First Communion is a big thing. The boys are all dressed in black suits or white guayaveras; their hair is gelled and combed assiduously into place. The girls are dressed like brides with floor length gowns. For us Protestants, it can be a bit much, especially when there are 100 kids bunched together at church. We all walk the two blocks along the main shopping street behind Gemita to get to the church and she immediately slides into her assigned place. The rest of us bunch up in a pew off to the side.

The kids go out again and process back down the centre aisle with a candle in hand. The breeze blowing through the church is pleasant but makes keeping the candles alight difficult. I imagine mothers will be trying to get red wax out of clothing tonight.

The priest is tall, has a dark beard and long hair that makes me thing of Albrecht Dürer’s self-portrait or a rock star. The music is provided by a small combo made up of two electric guitars and a percussion set as well as a pair of singers, one male and one female. Two little boys enthusiastically shake maracas and a tambourine. The singers croon into their mikes. The band seems only to be able to play the key of C+, which of course is too low for everybody and the music is the modern Roman Catholic pastiche of campfire songs. But everyone seems happy. But everyone seems to know the words and sings along.

After a rather long briefing (aka sermon) by the Padre, the eucharist finally begins, and eventually each child gets to take his or her First Communion. By this time many parents, mainly mothers, are out of control. They push up the side aisles to get THE PHOTO of their little darling receiving the intincted wafer. Cellphones go off around us and conversations are carried on. The atmosphere has degenerated; it is rather like a market or a bus terminal. Once the mass ends, everybody pushes forward to the altar steps for photographs by the professionals photographers as well as family’s own amateur photographers. Expect Latin Americans to ignore queuing as a matter of principle. I am surprised they managed to stay disciplined enough to queu for the communion when it was finally distributed. A bad scene. Eventually, we push through the crowd, or, better, are pushed through by family members so we can hove our pictures taken too.
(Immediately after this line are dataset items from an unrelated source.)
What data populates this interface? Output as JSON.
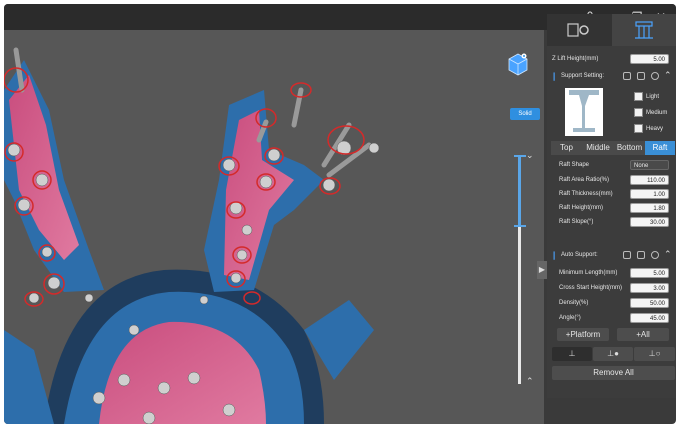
{
  "window": {
    "controls": {
      "user_icon": "user-icon",
      "minimize": "—",
      "restore": "❐",
      "close": "✕"
    }
  },
  "viewport": {
    "view_mode_label": "Solid",
    "view_cube_icon": "view-cube-icon",
    "slider_up_chevron": "⌃",
    "slider_down_chevron": "⌄"
  },
  "panel": {
    "tabs": [
      {
        "icon": "slice-settings-icon",
        "active": false
      },
      {
        "icon": "support-icon",
        "active": true
      }
    ],
    "z_lift": {
      "label": "Z Lift Height(mm)",
      "value": "5.00"
    },
    "support_setting": {
      "label": "Support Setting:",
      "options": [
        {
          "label": "Light",
          "checked": false
        },
        {
          "label": "Medium",
          "checked": false
        },
        {
          "label": "Heavy",
          "checked": false
        }
      ],
      "tabs": [
        "Top",
        "Middle",
        "Bottom",
        "Raft"
      ],
      "active_tab": "Raft"
    },
    "raft": {
      "shape_label": "Raft Shape",
      "shape_value": "None",
      "fields": [
        {
          "label": "Raft Area Ratio(%)",
          "value": "110.00"
        },
        {
          "label": "Raft Thickness(mm)",
          "value": "1.00"
        },
        {
          "label": "Raft Height(mm)",
          "value": "1.80"
        },
        {
          "label": "Raft Slope(°)",
          "value": "30.00"
        }
      ]
    },
    "auto_support": {
      "label": "Auto Support:",
      "fields": [
        {
          "label": "Minimum Length(mm)",
          "value": "5.00"
        },
        {
          "label": "Cross Start Height(mm)",
          "value": "3.00"
        },
        {
          "label": "Density(%)",
          "value": "50.00"
        },
        {
          "label": "Angle(°)",
          "value": "45.00"
        }
      ],
      "platform_button": "+Platform",
      "all_button": "+All",
      "tools": [
        "support-tool-1-icon",
        "support-tool-2-icon",
        "support-tool-3-icon"
      ],
      "remove_all": "Remove All"
    }
  },
  "colors": {
    "accent": "#3a8fd6",
    "model_blue": "#2d6eab",
    "model_pink": "#d05a86",
    "support_ring": "#d42a2a"
  }
}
Finally, after 90 minutes, it is over and we are marching back to Consuelo’s house. A quite girl, Gemita seems thoroughly glad to have it all done withand to get into something more comfortable than her princess dress. Wacho, Kathleen and I head over for lunch at appropriately named, Restaurant El Maná (as in ‘manna from heaven’). Instead of bread found on the ground however, it is almuerzos tipico, a set lunch.